Arabella is a celebrity to a certain millennial set; she came up as a voice-y writer on the internet and self-published her first book. When we meet her, however, she’s banging her head against a wall (metaphorically) as she attempts to draft a follow-up novel for the publishers who have now opened their doors to her. After her assault, she dives deeper into social media, which provides far more validating interactions than her impatient publishers but also brings its own destructive side effects.
Arabella’s mental and emotional states tend to fluctuate wildly, carrying the series with them; with a less capable actor at its center, I May Destroy You would feel aimless. At times, it can feel a little overstuffed. But Coel’s performance is both complex and utterly convincing, providing a reliable gravitational center. The tone shifts with her character’s psyche, articulating wordlessly, at times, how volatile the world can feel when someone is still raw with trauma. The series is not exactly a drama or a comedy, and it’s definitely not a “dramedy.” What it is, however, is frank—sometimes excruciatingly so, and sometimes hilariously so.
But it’s not just Arabella; her friends Terry (Weruche Opia) and Kwame (Paapa Essiedu) each navigate questionable experiences of their own. As these three journeys braid together, I May Destroy You attempts to wrap its arms around sexual assault in all its contexts—to express how these experiences can irreversibly shift one’s relationships with other people, with their environment, with their lives, and with themselves.
But it would be reductive to say that I May Destroy You is solely about sexual assault. The series frequently raises questions about consent, but its primary interest seems to lie in identity formation—the ways in which we see ourselves, and how our experiences can shape that. The two become inextricably intertwined, particularly after Arabella’s friend Kwame survives his own sexual assault. As Arabella and Kwame each realize late in the series, our self-perceptions and vulnerabilities shape how we interact with other people—and, at times, can lead us to harm and violate others without even realizing it.
Both Essiedu and Opia imbue their roles with impressive nuance and specificity. As Kwame, Essiedu brings a casual charisma that, as we gradually find out, can belie his character’s fragility.

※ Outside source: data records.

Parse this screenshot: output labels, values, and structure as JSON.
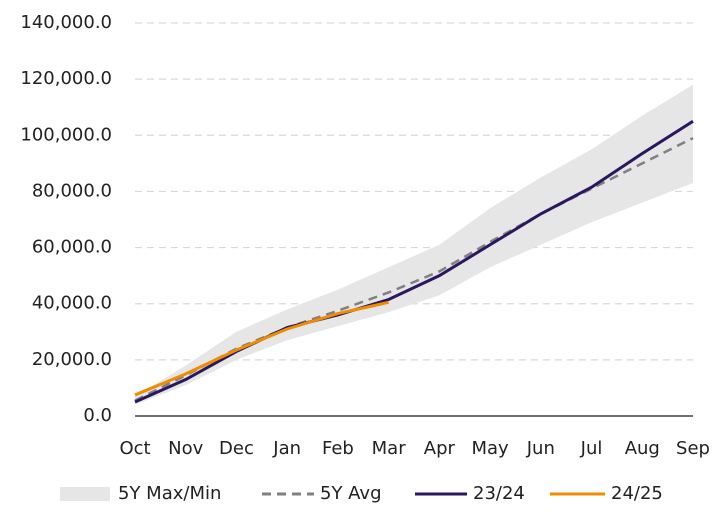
{
  "chart_data": {
    "type": "line",
    "categories": [
      "Oct",
      "Nov",
      "Dec",
      "Jan",
      "Feb",
      "Mar",
      "Apr",
      "May",
      "Jun",
      "Jul",
      "Aug",
      "Sep"
    ],
    "ylim": [
      0,
      140000
    ],
    "yticks": [
      {
        "value": 0,
        "label": "0.0"
      },
      {
        "value": 20000,
        "label": "20,000.0"
      },
      {
        "value": 40000,
        "label": "40,000.0"
      },
      {
        "value": 60000,
        "label": "60,000.0"
      },
      {
        "value": 80000,
        "label": "80,000.0"
      },
      {
        "value": 100000,
        "label": "100,000.0"
      },
      {
        "value": 120000,
        "label": "120,000.0"
      },
      {
        "value": 140000,
        "label": "140,000.0"
      }
    ],
    "grid": true,
    "legend": "bottom",
    "series": [
      {
        "name": "5Y Max/Min",
        "color": "#e6e6e6",
        "style": "band",
        "upper": [
          7000,
          18000,
          30000,
          38000,
          45000,
          53000,
          61000,
          74000,
          85000,
          95000,
          107000,
          118000
        ],
        "lower": [
          4000,
          11000,
          20000,
          27000,
          32000,
          37000,
          43000,
          53000,
          61000,
          69000,
          76000,
          83000
        ]
      },
      {
        "name": "5Y Avg",
        "color": "#808080",
        "style": "dashed",
        "values": [
          5500,
          14500,
          24000,
          31500,
          37500,
          44000,
          51500,
          62000,
          72000,
          81000,
          90000,
          99000
        ]
      },
      {
        "name": "23/24",
        "color": "#2a1760",
        "style": "solid",
        "values": [
          5000,
          13000,
          23000,
          31500,
          36000,
          41500,
          50000,
          61000,
          72000,
          81500,
          93500,
          105000
        ]
      },
      {
        "name": "24/25",
        "color": "#f08c00",
        "style": "solid",
        "values": [
          7500,
          15000,
          23500,
          31000,
          36500,
          40500,
          null,
          null,
          null,
          null,
          null,
          null
        ]
      }
    ]
  }
}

Opia, meanwhile, plays Terry with a refreshing dash of feistiness. I May Destroy You’s funniest moments come when the three are together, playing around and teasing one another with an ease that can make the whole production seem effortless.
But the show’s greatest triumph is how thoroughly and intuitively it expresses the difficult themes at its center. Sometimes it’s sad; sometimes it’s gut-wrenching; sometimes it’s improbably funny. What remains consistent is that through it all, it’s impossible to look away.